La jeune fille supplia sa cousine, tandis que Lisa approuvait de la tête. Mais Campardon et Gasparine restèrent graves : non, non, il fallait attendre, on ne se lâchait point ainsi des pieds dans la vie, sans se tenir des mains.

Maintenant, au salon, les soirées étaient délicieuses. L’architecte ne sortait plus. Justement, ce soir-là, il devait accrocher, dans la chambre de Gasparine, des gravures, qui revenaient de l’encadreur : Mignon aspirant au ciel, une vue de la fontaine de Vaucluse, d’autres encore. Et il était d’une gaieté de gros homme, sa barbe jaune en coup de vent, les joues rouges d’avoir trop mangé, heureux et satisfait dans tous ses appétits. Il appela la cousine pour l’éclairer, on l’entendit enfoncer des clous, monté sur une chaise. Alors, Octave, se trouvant seul avec Rose, reprit son histoire, expliqua qu’à la fin du mois il serait forcé de prendre pension ailleurs. Elle parut surprise, mais elle avait la tête occupée, elle revint tout de suite à son mari et à la cousine, qu’elle écoutait rire.

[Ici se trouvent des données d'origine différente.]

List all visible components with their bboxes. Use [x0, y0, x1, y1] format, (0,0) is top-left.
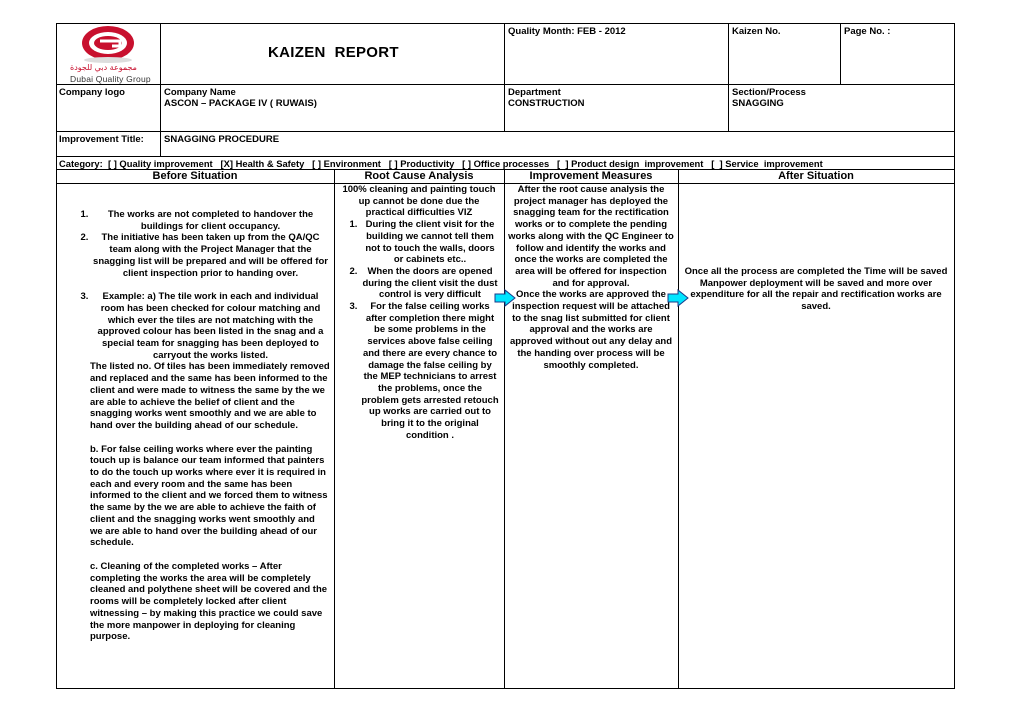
divider-quality: [728, 23, 729, 132]
rule-below-colheads: [56, 183, 955, 184]
before-item-2: 2. The initiative has been taken up from the QA/QC team along with the Project Manager that the snagging list will be prepared and will be offered for client inspection prior to handing over.: [91, 232, 330, 279]
heading-improvement: Improvement Measures: [529, 170, 653, 182]
logo-text: Dubai Quality Group: [70, 74, 151, 84]
border-right: [954, 23, 955, 689]
border-bottom: [56, 688, 955, 689]
divider-logo: [160, 23, 161, 132]
before-para-b: b. For false ceiling works where ever the painting touch up is balance our team informed that painters to do the touch up works where ever it is required in each and every room and the same has been informed to the client and we forced them to witness the same by the we are able to achieve the faith of client and the snagging works went smoothly and we are able to hand over the building ahead of our schedule.: [90, 443, 328, 549]
before-content: [68, 209, 330, 643]
heading-after: After Situation: [778, 170, 854, 182]
before-para-c: c. Cleaning of the completed works – After completing the works the area will be completely cleaned and polythene sheet will be covered and the rooms will be completely locked after client witnessing – by making this practice we could save the more manpower in deploying for cleaning purpose.: [90, 560, 328, 643]
improvement-title-value: SNAGGING PROCEDURE: [164, 134, 280, 145]
divider-title: [504, 23, 505, 132]
improvement-para-2: Once the works are approved the inspection request will be attached to the snag list submitted for client approval and the works are approved without out any delay and the handing over process will be smoothly completed.: [509, 289, 673, 371]
root-intro: 100% cleaning and painting touch up cannot be done due the practical difficulties VIZ: [342, 184, 496, 219]
heading-before: Before Situation: [152, 170, 238, 182]
rule-below-company: [56, 131, 955, 132]
department-label: Department: [508, 87, 561, 98]
arrow-right-icon: [667, 289, 689, 307]
section-label: Section/Process: [732, 87, 806, 98]
department-value: CONSTRUCTION: [508, 98, 585, 109]
quality-month: Quality Month: FEB - 2012: [508, 26, 626, 37]
divider-col2: [504, 169, 505, 689]
divider-col3: [678, 169, 679, 689]
border-top: [56, 23, 955, 24]
before-para-a: The listed no. Of tiles has been immediately removed and replaced and the same has been informed to the client and were made to witness the same by the we are able to achieve the belief of client and the snagging works went smoothly and we are able to hand over the building ahead of our schedule.: [90, 361, 330, 431]
root-item-2: 2. When the doors are opened during the client visit the dust control is very difficult: [360, 266, 500, 301]
company-name-label: Company Name: [164, 87, 236, 98]
logo-text-ar: مجموعة دبي للجودة: [70, 63, 137, 72]
before-item-1: 1. The works are not completed to handover the buildings for client occupancy.: [91, 209, 330, 232]
company-name-value: ASCON – PACKAGE IV ( RUWAIS): [164, 98, 317, 109]
root-item-3: 3. For the false ceiling works after completion there might be some problems in the services above false ceiling and there are every chance to damage the false ceiling by the MEP technicians to arrest the problems, once the problem gets arrested retouch up works are carried out to bring it to the original condition .: [360, 301, 500, 441]
divider-imp-title: [160, 131, 161, 157]
improvement-content: [507, 184, 675, 371]
arrow-right-icon: [494, 289, 516, 307]
before-item-3: 3. Example: a) The tile work in each and individual room has been checked for colour matching and which ever the tiles are not matching with the approved colour has been listed in the snag and a special team for snagging has been deployed to carryout the works listed.: [91, 291, 330, 361]
divider-col1: [334, 169, 335, 689]
divider-kaizen: [840, 23, 841, 85]
company-logo: [70, 23, 158, 85]
heading-root: Root Cause Analysis: [364, 170, 474, 182]
page-no-label: Page No. :: [844, 26, 891, 37]
improvement-para-1: After the root cause analysis the project manager has deployed the snagging team for the rectification works or to complete the pending works along with the QC Engineer to follow and identify the works and once the works are completed the area will be offered for inspection and for approval.: [508, 184, 674, 289]
section-value: SNAGGING: [732, 98, 784, 109]
rule-below-header: [56, 84, 955, 85]
report-title: KAIZEN REPORT: [268, 44, 399, 61]
after-content: Once all the process are completed the Time will be saved Manpower deployment will be saved and more over expenditure for all the repair and rectification works are saved.: [684, 266, 948, 313]
improvement-title-label: Improvement Title:: [59, 134, 144, 145]
company-logo-label: Company logo: [59, 87, 125, 98]
category-line: Category: [ ] Quality improvement [X] Health & Safety [ ] Environment [ ] Productivity [ ] Office processes [ ] Product design improvement [ ] Service improvement: [59, 158, 823, 169]
root-item-1: 1. During the client visit for the building we cannot tell them not to touch the walls, doors or cabinets etc..: [360, 219, 500, 266]
kaizen-no-label: Kaizen No.: [732, 26, 781, 37]
border-left: [56, 23, 57, 689]
rule-below-title: [56, 156, 955, 157]
root-content: [338, 184, 500, 441]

— Hein ? s’amusent-ils, à pendre ces tableaux !… Que voulez-vous ? Achille ne se dérange plus, voici quinze jours qu’il ne me quitte pas, le soir ; non, plus de café, plus de réunions d’affaires, plus de rendez-vous ; et vous vous rappelez comme j’étais inquiète, lorsqu’il rentrait après minuit !… Ah ! c’est aujourd’hui pour moi une bien grande tranquillité ! Je le garde, au moins.

— Sans doute, sans doute, murmura Octave.